Kentucky gives away millions of dollars in corporate subsidies and tax loopholes, an amount that far exceeds the annual cost of funding public pensions. That is the conclusion of a new report released yesterday by Good Jobs First, a national nonpartisan organization that tracks economic development programs.
Earlier this year, when Gov. Matt Bevin began calling for a special legislative session, he said the session would address both public pensions and tax reform. It seemed that he recognized the need for Kentucky to find new sources of revenue to shore up their woefully underfunded public pension systems. According to a report from the Office of the State Budget Director, the state gives away more each year through tax expenditures than it collects in tax revenue.
Unfortunately, Bevin has recently dropped tax reform from the issues he hopes the legislature will address during the expected special session. Now he is calling for a special session exclusively focused on public pensions. It appears that rather than correcting years of neglect by the state government and finding new revenue to improve the funding of the public pension systems, Bevin is intent on gutting public pensions and weakening retirement security for Kentucky’s public employees.
It is timely then that Good Jobs First released this report that focuses on both tax giveaways and public pensions.

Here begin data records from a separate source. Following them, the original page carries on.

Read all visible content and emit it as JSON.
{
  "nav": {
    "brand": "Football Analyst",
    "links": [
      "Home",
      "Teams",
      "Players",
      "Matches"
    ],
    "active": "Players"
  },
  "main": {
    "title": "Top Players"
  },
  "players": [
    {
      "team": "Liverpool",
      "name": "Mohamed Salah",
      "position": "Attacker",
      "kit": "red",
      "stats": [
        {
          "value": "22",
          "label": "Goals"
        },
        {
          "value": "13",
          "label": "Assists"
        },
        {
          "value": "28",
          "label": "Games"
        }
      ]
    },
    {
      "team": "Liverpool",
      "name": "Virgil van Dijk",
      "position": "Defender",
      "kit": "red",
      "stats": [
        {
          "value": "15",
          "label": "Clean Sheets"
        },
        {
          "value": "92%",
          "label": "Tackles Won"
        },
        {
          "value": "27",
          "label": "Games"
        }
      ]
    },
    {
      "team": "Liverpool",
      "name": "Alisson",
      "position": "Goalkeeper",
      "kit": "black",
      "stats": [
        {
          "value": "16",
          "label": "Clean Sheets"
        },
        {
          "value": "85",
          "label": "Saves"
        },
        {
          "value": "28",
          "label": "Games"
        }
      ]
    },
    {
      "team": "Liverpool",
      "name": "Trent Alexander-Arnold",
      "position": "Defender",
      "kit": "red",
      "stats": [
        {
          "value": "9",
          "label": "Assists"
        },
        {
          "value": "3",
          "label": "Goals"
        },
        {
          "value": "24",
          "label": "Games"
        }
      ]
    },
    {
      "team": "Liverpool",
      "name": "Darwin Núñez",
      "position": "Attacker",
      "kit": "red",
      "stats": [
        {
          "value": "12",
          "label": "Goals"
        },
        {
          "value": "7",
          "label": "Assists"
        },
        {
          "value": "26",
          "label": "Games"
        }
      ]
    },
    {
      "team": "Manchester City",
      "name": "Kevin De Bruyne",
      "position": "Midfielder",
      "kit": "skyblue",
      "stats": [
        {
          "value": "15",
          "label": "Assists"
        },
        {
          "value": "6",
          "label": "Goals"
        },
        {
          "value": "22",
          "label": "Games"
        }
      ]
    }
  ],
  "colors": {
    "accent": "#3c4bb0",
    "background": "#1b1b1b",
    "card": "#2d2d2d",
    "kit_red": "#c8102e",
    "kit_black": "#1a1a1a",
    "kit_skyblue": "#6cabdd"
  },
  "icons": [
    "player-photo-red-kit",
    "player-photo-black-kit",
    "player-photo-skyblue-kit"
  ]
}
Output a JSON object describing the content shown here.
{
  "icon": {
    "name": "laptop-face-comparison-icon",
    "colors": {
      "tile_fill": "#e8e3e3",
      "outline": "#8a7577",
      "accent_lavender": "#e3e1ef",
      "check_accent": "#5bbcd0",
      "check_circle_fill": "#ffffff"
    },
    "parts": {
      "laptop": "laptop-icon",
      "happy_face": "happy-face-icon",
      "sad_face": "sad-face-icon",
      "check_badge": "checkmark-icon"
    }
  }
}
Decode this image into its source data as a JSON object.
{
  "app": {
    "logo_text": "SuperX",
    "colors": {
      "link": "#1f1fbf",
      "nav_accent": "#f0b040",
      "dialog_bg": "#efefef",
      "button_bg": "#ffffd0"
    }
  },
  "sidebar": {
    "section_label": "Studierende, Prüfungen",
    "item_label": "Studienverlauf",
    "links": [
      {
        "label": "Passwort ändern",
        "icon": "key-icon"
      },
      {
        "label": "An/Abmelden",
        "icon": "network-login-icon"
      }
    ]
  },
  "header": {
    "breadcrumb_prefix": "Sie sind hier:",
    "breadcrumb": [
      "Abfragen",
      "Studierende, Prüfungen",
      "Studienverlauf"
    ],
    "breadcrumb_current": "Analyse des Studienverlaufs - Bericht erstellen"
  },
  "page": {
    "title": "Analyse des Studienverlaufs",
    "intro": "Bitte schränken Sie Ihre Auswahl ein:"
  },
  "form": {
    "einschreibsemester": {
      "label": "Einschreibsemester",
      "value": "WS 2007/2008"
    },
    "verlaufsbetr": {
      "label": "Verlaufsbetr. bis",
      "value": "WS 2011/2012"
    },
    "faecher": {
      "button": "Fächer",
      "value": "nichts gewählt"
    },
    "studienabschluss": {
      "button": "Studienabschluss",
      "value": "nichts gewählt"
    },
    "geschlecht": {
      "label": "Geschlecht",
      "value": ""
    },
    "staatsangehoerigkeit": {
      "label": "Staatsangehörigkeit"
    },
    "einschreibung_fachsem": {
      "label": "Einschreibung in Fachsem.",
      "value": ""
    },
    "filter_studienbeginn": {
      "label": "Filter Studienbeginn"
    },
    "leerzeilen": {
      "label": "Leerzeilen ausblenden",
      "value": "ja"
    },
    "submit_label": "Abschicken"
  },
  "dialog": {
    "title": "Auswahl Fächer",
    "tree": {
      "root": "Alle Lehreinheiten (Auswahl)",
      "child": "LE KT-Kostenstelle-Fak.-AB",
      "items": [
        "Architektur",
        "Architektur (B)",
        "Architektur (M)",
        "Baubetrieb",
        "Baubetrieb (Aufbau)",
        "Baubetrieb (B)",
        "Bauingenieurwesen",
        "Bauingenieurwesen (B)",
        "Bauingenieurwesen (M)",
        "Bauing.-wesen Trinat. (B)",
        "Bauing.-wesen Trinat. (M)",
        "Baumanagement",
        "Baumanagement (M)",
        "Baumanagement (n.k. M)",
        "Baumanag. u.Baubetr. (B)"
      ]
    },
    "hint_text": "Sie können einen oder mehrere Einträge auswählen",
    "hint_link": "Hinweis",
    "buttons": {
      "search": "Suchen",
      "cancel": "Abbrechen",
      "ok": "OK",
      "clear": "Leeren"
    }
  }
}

According to the report, the annual cost of funding pensions in Kentucky represents only 69 percent of the annual cost of corporate subsidies and tax loopholes. Rather than pursuing harmful cuts to pensions for current and future public employees, Kentucky legislators must address the costs of these corporate subsidies and tax breaks.
Gov. Bevin has not yet called the special session, but is expected to do so. If the session only features attacks on public pensions, that will be a devastating blow to the retirement security of current and future public employees. As Good Jobs First has shown, corporate giveaways cost far more for the state each year than public pensions do. Kentucky legislators must address the lost revenue resulting from these subsidies and tax breaks and how that lost revenue contributes to the underfunded status of the state’s public pension systems.